Cuando ofrezcas una comida o una cena, no invites a tus amigos o hermanos o parientes o a los vecinos ricos; porque ellos a su vez te invitarán y quedarás pagado.
El amor auténtico hace el bien sin mirar a quién, de forma desinteresada, sin esperar nada a cambio. Cuando hago el bien de forma interesada estoy siendo egoísta; no sé amar.
Puedo preguntarme cuánto hay de egoísmo en mis relaciones con Dios. Cuánto me busco a mí mismo: mi santidad, mi salvación, mi paz. Puedo preguntarme si me identifico con las palabras del poeta: No me tienes que dar porque te quiera, - pues aunque lo que espero no esperara, - lo mismo que te quiero te quisiera.
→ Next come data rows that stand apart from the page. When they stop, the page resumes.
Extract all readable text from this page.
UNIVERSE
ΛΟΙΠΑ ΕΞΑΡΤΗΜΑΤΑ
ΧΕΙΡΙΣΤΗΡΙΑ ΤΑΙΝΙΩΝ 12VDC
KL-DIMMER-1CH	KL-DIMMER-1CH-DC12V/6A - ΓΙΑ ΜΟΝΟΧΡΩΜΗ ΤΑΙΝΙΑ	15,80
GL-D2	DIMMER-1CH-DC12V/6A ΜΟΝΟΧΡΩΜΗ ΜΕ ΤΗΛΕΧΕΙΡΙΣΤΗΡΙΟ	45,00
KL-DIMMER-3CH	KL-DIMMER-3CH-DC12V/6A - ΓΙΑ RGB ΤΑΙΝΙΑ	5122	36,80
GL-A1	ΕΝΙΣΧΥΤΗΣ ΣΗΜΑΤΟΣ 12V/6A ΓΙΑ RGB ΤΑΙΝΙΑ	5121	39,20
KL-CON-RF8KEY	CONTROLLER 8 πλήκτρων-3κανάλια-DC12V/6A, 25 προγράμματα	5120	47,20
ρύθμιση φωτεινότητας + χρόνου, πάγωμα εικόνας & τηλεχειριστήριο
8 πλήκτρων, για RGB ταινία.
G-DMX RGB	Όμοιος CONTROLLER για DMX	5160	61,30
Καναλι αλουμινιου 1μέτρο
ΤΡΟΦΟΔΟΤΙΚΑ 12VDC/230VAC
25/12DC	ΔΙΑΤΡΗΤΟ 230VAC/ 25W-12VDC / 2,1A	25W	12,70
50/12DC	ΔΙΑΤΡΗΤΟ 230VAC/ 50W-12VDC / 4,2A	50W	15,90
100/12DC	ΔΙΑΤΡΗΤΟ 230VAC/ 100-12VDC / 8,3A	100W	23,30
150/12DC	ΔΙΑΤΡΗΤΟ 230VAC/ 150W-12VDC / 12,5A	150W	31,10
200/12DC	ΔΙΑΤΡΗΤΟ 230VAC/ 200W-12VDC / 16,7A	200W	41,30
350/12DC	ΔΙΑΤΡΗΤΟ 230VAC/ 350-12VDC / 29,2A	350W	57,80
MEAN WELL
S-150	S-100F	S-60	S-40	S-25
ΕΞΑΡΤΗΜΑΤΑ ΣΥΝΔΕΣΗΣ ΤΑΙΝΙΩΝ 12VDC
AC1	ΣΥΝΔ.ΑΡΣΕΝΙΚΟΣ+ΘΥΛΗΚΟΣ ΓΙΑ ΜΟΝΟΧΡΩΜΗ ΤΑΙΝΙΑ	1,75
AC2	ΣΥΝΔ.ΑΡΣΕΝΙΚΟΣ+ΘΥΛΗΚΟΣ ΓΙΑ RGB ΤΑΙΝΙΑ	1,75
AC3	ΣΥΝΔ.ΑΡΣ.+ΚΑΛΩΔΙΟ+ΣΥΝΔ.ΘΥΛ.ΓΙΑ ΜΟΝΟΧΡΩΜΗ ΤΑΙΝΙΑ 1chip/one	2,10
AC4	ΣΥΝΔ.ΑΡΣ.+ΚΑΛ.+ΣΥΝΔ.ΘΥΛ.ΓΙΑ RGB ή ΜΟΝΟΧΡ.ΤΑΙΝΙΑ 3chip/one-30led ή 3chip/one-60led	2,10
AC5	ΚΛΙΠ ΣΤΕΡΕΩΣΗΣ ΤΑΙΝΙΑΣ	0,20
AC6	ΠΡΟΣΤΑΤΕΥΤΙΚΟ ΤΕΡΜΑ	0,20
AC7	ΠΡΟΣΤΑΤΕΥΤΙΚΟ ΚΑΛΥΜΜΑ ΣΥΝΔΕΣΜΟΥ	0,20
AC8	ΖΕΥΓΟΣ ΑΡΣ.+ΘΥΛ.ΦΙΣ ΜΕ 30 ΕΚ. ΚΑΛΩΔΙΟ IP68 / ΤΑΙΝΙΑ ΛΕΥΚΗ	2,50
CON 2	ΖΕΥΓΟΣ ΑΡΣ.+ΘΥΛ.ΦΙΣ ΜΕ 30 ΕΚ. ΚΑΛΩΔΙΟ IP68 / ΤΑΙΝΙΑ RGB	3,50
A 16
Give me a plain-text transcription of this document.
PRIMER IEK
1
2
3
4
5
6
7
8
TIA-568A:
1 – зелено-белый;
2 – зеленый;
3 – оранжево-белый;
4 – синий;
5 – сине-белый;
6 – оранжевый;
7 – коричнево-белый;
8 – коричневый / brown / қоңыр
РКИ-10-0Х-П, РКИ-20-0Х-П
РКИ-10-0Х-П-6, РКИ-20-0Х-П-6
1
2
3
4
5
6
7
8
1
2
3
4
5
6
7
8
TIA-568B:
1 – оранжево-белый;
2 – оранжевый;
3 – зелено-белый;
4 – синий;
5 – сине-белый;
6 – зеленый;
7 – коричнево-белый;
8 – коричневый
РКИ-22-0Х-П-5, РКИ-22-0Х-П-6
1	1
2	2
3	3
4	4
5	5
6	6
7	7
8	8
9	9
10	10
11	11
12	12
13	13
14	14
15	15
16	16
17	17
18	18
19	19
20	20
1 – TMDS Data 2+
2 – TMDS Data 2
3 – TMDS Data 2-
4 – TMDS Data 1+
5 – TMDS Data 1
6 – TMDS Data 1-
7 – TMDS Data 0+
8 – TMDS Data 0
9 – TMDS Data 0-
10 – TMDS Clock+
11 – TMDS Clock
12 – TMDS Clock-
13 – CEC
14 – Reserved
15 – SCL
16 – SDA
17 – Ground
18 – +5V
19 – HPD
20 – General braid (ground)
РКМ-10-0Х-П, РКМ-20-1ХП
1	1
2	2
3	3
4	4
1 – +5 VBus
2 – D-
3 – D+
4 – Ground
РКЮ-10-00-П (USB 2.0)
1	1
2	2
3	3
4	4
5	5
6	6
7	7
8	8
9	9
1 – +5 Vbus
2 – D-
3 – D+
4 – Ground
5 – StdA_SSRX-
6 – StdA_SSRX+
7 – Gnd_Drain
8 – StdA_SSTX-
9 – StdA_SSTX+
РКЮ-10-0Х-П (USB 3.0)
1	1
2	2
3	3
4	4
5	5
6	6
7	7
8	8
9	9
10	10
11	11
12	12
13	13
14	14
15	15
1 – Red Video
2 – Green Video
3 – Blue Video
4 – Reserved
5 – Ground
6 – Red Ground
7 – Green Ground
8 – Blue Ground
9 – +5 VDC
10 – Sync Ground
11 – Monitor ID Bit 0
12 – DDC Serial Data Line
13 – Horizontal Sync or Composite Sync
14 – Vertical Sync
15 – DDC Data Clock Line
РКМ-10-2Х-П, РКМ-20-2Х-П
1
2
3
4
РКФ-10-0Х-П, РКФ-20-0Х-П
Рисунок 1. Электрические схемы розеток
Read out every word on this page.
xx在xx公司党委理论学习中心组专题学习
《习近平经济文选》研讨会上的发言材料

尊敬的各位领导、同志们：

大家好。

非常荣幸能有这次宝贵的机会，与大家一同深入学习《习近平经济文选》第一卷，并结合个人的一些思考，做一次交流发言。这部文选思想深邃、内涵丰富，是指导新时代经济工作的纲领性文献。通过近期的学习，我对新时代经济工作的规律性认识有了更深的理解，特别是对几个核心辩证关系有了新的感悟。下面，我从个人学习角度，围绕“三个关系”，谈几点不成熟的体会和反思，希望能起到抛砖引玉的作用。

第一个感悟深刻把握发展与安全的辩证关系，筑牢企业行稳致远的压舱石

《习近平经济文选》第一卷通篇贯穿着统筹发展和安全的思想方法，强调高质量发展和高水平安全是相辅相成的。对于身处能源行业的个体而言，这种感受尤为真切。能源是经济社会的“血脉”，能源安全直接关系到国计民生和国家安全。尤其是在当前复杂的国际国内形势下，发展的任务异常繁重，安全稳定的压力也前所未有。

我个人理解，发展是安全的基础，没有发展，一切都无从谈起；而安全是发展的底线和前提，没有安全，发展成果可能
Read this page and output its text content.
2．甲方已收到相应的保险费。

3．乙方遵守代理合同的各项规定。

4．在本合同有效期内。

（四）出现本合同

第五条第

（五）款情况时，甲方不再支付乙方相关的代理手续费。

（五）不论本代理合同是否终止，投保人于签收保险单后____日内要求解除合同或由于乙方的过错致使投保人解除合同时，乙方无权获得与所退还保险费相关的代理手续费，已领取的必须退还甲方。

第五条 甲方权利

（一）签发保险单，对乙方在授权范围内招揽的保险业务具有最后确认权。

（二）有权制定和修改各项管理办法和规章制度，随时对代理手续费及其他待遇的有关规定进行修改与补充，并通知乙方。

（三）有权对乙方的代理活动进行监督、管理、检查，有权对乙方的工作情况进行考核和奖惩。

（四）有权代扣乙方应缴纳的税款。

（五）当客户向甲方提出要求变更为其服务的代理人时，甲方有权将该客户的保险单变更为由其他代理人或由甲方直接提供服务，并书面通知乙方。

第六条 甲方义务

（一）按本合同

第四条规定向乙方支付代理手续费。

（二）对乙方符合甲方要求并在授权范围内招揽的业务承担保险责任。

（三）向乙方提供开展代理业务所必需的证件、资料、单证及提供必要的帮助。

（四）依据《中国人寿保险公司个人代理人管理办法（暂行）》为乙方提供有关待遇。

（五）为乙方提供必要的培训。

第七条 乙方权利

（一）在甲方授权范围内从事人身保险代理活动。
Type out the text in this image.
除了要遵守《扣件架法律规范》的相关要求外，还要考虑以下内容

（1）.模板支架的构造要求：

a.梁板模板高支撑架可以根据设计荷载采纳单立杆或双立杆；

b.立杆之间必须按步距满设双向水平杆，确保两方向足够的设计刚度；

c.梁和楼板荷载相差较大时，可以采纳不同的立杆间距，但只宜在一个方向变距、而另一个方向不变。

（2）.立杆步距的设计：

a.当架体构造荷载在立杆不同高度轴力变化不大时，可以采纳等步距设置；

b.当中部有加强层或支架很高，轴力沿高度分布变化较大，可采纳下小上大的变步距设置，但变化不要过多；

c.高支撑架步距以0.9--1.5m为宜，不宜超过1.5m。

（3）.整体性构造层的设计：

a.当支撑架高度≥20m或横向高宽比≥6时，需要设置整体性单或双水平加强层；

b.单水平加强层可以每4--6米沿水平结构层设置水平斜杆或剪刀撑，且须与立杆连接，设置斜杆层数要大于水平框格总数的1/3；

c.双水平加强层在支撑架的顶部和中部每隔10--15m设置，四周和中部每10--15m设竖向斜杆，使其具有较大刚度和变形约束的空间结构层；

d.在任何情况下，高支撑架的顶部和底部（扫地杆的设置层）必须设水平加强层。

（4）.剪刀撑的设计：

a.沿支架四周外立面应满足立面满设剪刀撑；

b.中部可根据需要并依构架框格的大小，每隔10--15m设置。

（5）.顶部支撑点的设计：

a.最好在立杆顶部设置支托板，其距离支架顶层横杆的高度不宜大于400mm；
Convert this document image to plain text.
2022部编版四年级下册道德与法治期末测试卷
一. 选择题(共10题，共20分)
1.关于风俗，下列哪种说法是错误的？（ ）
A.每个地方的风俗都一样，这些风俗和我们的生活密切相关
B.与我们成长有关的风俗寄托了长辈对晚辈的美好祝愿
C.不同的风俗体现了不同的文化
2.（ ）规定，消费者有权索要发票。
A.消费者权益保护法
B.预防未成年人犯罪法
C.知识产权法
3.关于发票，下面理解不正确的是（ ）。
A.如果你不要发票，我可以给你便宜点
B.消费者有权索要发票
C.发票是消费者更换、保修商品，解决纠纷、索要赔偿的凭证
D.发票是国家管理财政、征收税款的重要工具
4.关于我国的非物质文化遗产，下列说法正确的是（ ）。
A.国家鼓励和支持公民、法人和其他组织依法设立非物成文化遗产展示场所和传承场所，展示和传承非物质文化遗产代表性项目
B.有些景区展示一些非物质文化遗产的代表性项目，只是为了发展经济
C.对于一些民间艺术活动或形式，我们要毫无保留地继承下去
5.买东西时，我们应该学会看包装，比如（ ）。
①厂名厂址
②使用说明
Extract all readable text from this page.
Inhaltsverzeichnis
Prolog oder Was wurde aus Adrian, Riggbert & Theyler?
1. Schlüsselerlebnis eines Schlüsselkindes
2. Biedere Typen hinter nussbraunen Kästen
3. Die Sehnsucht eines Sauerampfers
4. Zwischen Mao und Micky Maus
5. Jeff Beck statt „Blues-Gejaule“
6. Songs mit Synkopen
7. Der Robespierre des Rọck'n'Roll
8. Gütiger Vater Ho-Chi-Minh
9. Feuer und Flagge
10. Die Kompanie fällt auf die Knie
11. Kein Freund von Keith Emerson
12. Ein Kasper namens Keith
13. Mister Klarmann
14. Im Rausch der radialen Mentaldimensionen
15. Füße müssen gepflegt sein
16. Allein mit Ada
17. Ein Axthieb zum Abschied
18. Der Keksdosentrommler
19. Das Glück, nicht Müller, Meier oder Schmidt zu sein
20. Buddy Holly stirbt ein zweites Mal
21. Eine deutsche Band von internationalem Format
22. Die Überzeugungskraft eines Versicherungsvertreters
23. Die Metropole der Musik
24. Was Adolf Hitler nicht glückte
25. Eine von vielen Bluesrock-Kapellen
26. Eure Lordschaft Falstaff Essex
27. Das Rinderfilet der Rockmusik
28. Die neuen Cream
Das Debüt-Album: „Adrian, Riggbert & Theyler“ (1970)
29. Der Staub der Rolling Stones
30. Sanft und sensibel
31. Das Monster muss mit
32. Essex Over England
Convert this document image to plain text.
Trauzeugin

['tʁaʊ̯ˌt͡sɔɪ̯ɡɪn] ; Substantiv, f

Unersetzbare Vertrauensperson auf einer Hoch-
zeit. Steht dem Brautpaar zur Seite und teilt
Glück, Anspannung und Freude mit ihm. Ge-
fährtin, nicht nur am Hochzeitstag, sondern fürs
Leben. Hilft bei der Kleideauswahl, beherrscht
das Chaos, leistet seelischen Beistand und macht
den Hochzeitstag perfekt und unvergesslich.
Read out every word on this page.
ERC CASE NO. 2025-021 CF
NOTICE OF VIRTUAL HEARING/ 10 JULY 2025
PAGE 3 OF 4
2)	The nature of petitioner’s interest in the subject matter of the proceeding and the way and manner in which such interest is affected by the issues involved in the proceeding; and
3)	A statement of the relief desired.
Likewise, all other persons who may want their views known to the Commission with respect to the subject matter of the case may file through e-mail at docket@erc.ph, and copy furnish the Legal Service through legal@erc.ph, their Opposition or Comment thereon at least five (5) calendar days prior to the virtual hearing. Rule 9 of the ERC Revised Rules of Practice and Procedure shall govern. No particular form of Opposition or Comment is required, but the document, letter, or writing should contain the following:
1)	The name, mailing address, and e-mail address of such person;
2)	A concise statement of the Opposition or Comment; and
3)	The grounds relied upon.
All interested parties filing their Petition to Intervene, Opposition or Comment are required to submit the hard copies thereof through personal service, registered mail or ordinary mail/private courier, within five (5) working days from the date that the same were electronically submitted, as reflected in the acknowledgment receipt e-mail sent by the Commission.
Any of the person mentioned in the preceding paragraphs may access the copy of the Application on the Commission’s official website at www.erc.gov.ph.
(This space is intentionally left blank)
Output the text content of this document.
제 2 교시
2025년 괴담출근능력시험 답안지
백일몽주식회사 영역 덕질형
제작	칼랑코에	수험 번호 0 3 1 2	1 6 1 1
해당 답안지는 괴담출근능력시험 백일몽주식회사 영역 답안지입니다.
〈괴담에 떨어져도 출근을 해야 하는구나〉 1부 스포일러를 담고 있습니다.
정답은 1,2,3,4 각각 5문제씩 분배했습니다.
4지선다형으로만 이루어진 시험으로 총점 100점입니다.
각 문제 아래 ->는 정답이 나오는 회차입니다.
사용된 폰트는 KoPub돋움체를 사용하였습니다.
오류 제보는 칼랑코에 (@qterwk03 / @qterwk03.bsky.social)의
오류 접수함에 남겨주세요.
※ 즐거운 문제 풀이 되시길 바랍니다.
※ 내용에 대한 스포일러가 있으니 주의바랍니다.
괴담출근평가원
Puedo preguntarme si he asimilado las palabras de Pablo sobre el auténtico amor: El amor es servicial, no busca su interés, no toma en cuenta el mal. Todo lo excusa, todo lo espera, todo lo soporta (1 Cor 13, 4-7).
El gran desafío de nuestra vida es dejar atrás la manera de vivir la vida cristiana que aprendimos de niños; la gratuidad brillaba por su ausencia. Nos enseñaron una forma voluntarista, moralista, ascética de vivir lo cristiano, con el esfuerzo humano en primer plano; no florecían gratitudes o alabanzas. Estamos llamados a vivir el cristianismo del Evangelio, el de la gratuidad; es la joya más preciosa del cristianismo. Entonces sí que florecen gratitudes y alabanzas.
A quien quiere seguirlo, Jesús le pide amar a los que no lo merecen, sin esperar recompensa, para colmar los vacíos de amor que hay en los corazones, en las relaciones humanas, en las familias, en las comunidades, en el mundo (Papa Francisco).